I think there's a lot of great options for synths that make solid goth tones. The Juno 6 immediately comes to mind, but I personally love using the Akai Miniak and the Elektron Digitone to come up with some of my best sounding goth tones and melodies. There's something about the two, which are both FM synthesis, that I think really capture the spooky yet hauntingly beautiful textures and sounds that encompass a lot of darkwave and goth influenced music. The Digitone provides the most insane stuff that I've been able to come up with, but the Miniak sits at the perfect border of unique and cheesy that make it a solid instrument when it comes to making the music that I make. As far as pedals go, any heavy reverb pedal would get the job done. I personally really like the Electro-Harmonix Cathedral reverb pedal.

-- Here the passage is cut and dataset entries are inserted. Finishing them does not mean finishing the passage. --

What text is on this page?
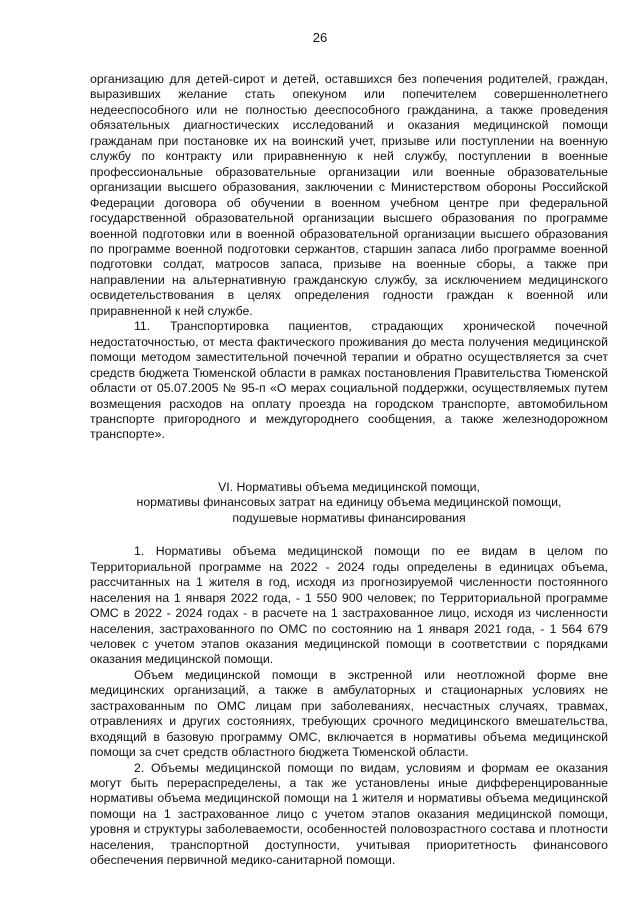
26

организацию для детей-сирот и детей, оставшихся без попечения родителей, граждан, выразивших желание стать опекуном или попечителем совершеннолетнего недееспособного или не полностью дееспособного гражданина, а также проведения обязательных диагностических исследований и оказания медицинской помощи гражданам при постановке их на воинский учет, призыве или поступлении на военную службу по контракту или приравненную к ней службу, поступлении в военные профессиональные образовательные организации или военные образовательные организации высшего образования, заключении с Министерством обороны Российской Федерации договора об обучении в военном учебном центре при федеральной государственной образовательной организации высшего образования по программе военной подготовки или в военной образовательной организации высшего образования по программе военной подготовки сержантов, старшин запаса либо программе военной подготовки солдат, матросов запаса, призыве на военные сборы, а также при направлении на альтернативную гражданскую службу, за исключением медицинского освидетельствования в целях определения годности граждан к военной или приравненной к ней службе.

11. Транспортировка пациентов, страдающих хронической почечной недостаточностью, от места фактического проживания до места получения медицинской помощи методом заместительной почечной терапии и обратно осуществляется за счет средств бюджета Тюменской области в рамках постановления Правительства Тюменской области от 05.07.2005 № 95-п «О мерах социальной поддержки, осуществляемых путем возмещения расходов на оплату проезда на городском транспорте, автомобильном транспорте пригородного и междугороднего сообщения, а также железнодорожном транспорте».

VI. Нормативы объема медицинской помощи,
нормативы финансовых затрат на единицу объема медицинской помощи,
подушевые нормативы финансирования

1. Нормативы объема медицинской помощи по ее видам в целом по Территориальной программе на 2022 - 2024 годы определены в единицах объема, рассчитанных на 1 жителя в год, исходя из прогнозируемой численности постоянного населения на 1 января 2022 года, - 1 550 900 человек; по Территориальной программе ОМС в 2022 - 2024 годах - в расчете на 1 застрахованное лицо, исходя из численности населения, застрахованного по ОМС по состоянию на 1 января 2021 года, - 1 564 679 человек с учетом этапов оказания медицинской помощи в соответствии с порядками оказания медицинской помощи.

Объем медицинской помощи в экстренной или неотложной форме вне медицинских организаций, а также в амбулаторных и стационарных условиях не застрахованным по ОМС лицам при заболеваниях, несчастных случаях, травмах, отравлениях и других состояниях, требующих срочного медицинского вмешательства, входящий в базовую программу ОМС, включается в нормативы объема медицинской помощи за счет средств областного бюджета Тюменской области.

2. Объемы медицинской помощи по видам, условиям и формам ее оказания могут быть перераспределены, а так же установлены иные дифференцированные нормативы объема медицинской помощи на 1 жителя и нормативы объема медицинской помощи на 1 застрахованное лицо с учетом этапов оказания медицинской помощи, уровня и структуры заболеваемости, особенностей половозрастного состава и плотности населения, транспортной доступности, учитывая приоритетность финансового обеспечения первичной медико-санитарной помощи.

Talk to me a little bit about your collective, Real Computer People. What’s the mission?
Real Computer People began amidst the pandemic, right before summer hit. I was getting so anxious about the future of what the music scene might be, and I felt I had no real outlet for my creative ambitions. Even though I released two mini albums in those first months after COVID hit the US, it just wasn't doing it for me with the absence of playing on a stage. I settled on putting out a compilation, to introduce new people to new music that fell into the very broad wheelhouse of electronic music.
I was dying to get back on stage. There's an extremely addictive quality to performing that leaves me with a feeling that I just can't get anywhere else - good performance or bad. As long as I can get up under a dimmed spotlight and share what I've been cooking up with people, and hopefully make some people dance, then I'm in the best headspace that I can possibly be in. The first Real Computer People event happened at Sun Tiki in February, and it’s been going steady ever since.

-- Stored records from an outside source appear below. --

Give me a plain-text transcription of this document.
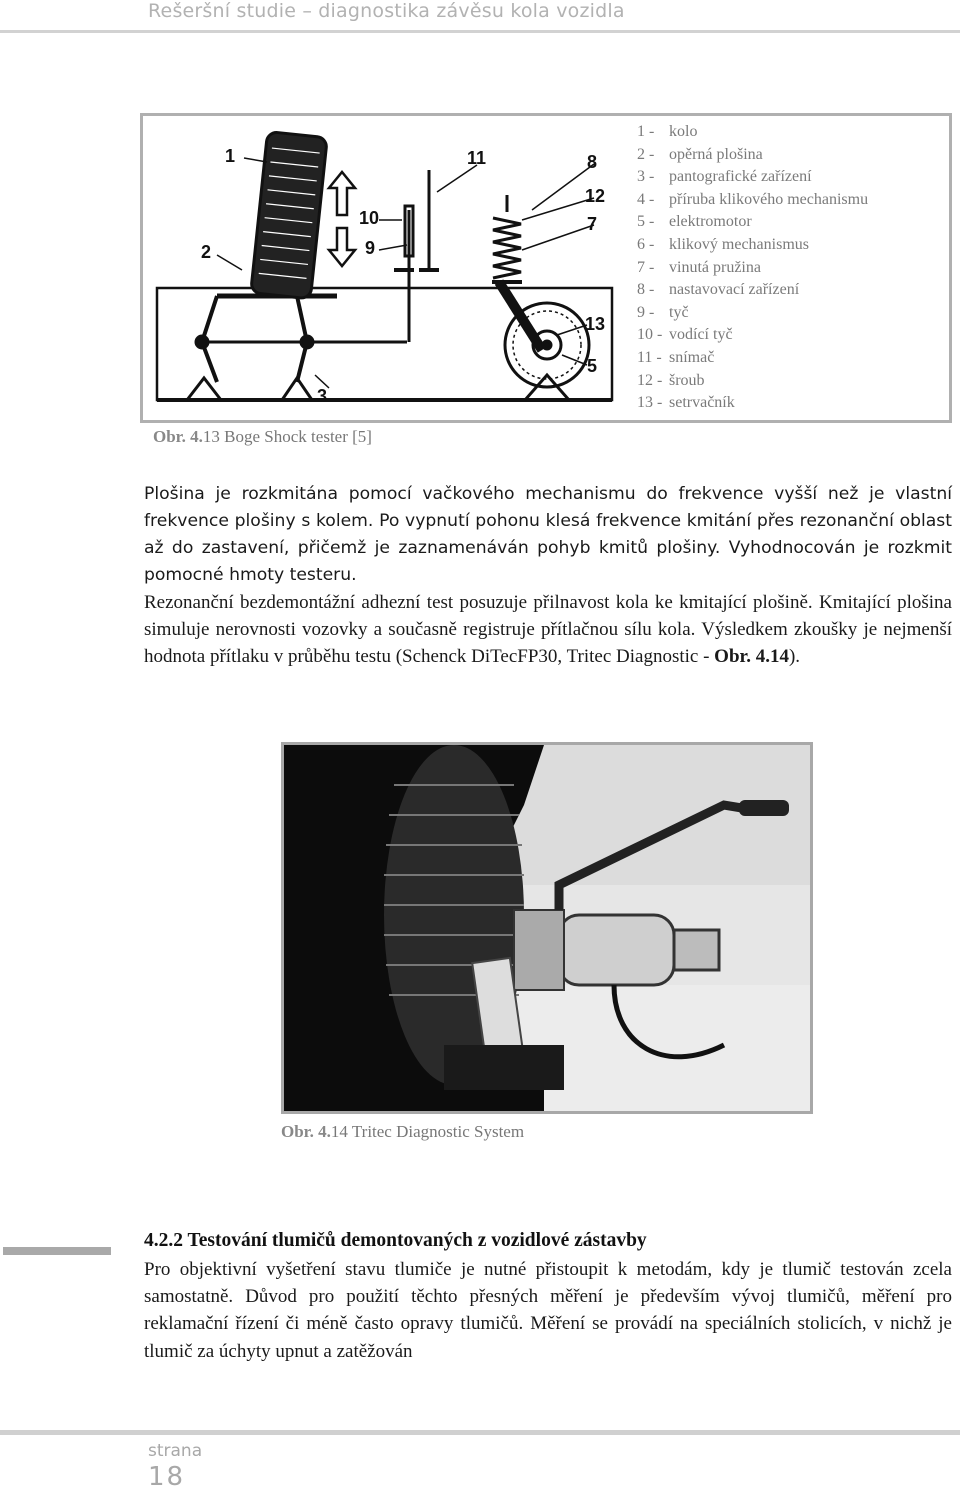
Rešeršní studie – diagnostika závěsu kola vozidla
1
2
3
8
9
10
11
12
7
13
5
1 - kolo
2 - opěrná plošina
3 - pantografické zařízení
4 - příruba klikového mechanismu
5 - elektromotor
6 - klikový mechanismus
7 - vinutá pružina
8 - nastavovací zařízení
9 - tyč
10 - vodící tyč
11 - snímač
12 - šroub
13 - setrvačník
Obr. 4.13 Boge Shock tester [5]
Plošina je rozkmitána pomocí vačkového mechanismu do frekvence vyšší než je vlastní frekvence plošiny s kolem. Po vypnutí pohonu klesá frekvence kmitání přes rezonanční oblast až do zastavení, přičemž je zaznamenáván pohyb kmitů plošiny. Vyhodnocován je rozkmit pomocné hmoty testeru.
Rezonanční bezdemontážní adhezní test posuzuje přilnavost kola ke kmitající plošině. Kmitající plošina simuluje nerovnosti vozovky a současně registruje přítlačnou sílu kola. Výsledkem zkoušky je nejmenší hodnota přítlaku v průběhu testu (Schenck DiTecFP30, Tritec Diagnostic - Obr. 4.14).
Obr. 4.14 Tritec Diagnostic System
4.2.2 Testování tlumičů demontovaných z vozidlové zástavby
Pro objektivní vyšetření stavu tlumiče je nutné přistoupit k metodám, kdy je tlumič testován zcela samostatně. Důvod pro použití těchto přesných měření je především vývoj tlumičů, měření pro reklamační řízení či méně často opravy tlumičů. Měření se provádí na speciálních stolicích, v nichž je tlumič za úchyty upnut a zatěžován
strana
18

In 2021 I decided to restructure Real Computer People a bit, making it into a sort of collective of musicians that appear on one another’s work, promote each other, and play shows together as individual acts but also as a sort of at-will interchangeable unit.
Speaking of “Real Computer People,” are you afraid of AI/robot overlords?
AI makes me uncomfortable. I feel that we're not far away from AI beating the human brain, and I'm already sick of being commodified and advertised to as much as I already am. If robot overlords do indeed take over, I at least want a computer head in place of my current head. A jetpack too.
What’ve you got coming down the pipeline?
Quite a bit coming down the pipe! I've been working on a new release for a little while now, making progress every week. I haven't released the name or the album art yet, but everyone should keep their eyes peeled for updates on that. I’m also working on a new compilation album for Real Computer People, and am accepting new tracks as we speak. So if anybody reading this that happens to make electronic music of any kind and is interested in submitting a track, please get a hold of me! DM me on Instagram or Facebook or even Bandcamp, I'm not hard to reach. I've also got quite a few shows on the docket, some announced and some not. The next one coming up is at SPACE Gallery on August 20th, with Cadaverette, Iron Gag, and Exit 18. I love playing on heavy bills, darkwave to get people dancing and then hardcord to melt faces. I'll be featured on the September Stereo Dreams show at Sun Tiki on 9/7, and I'll also be playing a Rulers of the Spear joint at Apohadion on 9/23. More shows to be announced, and one little extra fun thing is that I'll be playing live on WMPG sometime in the near future as well!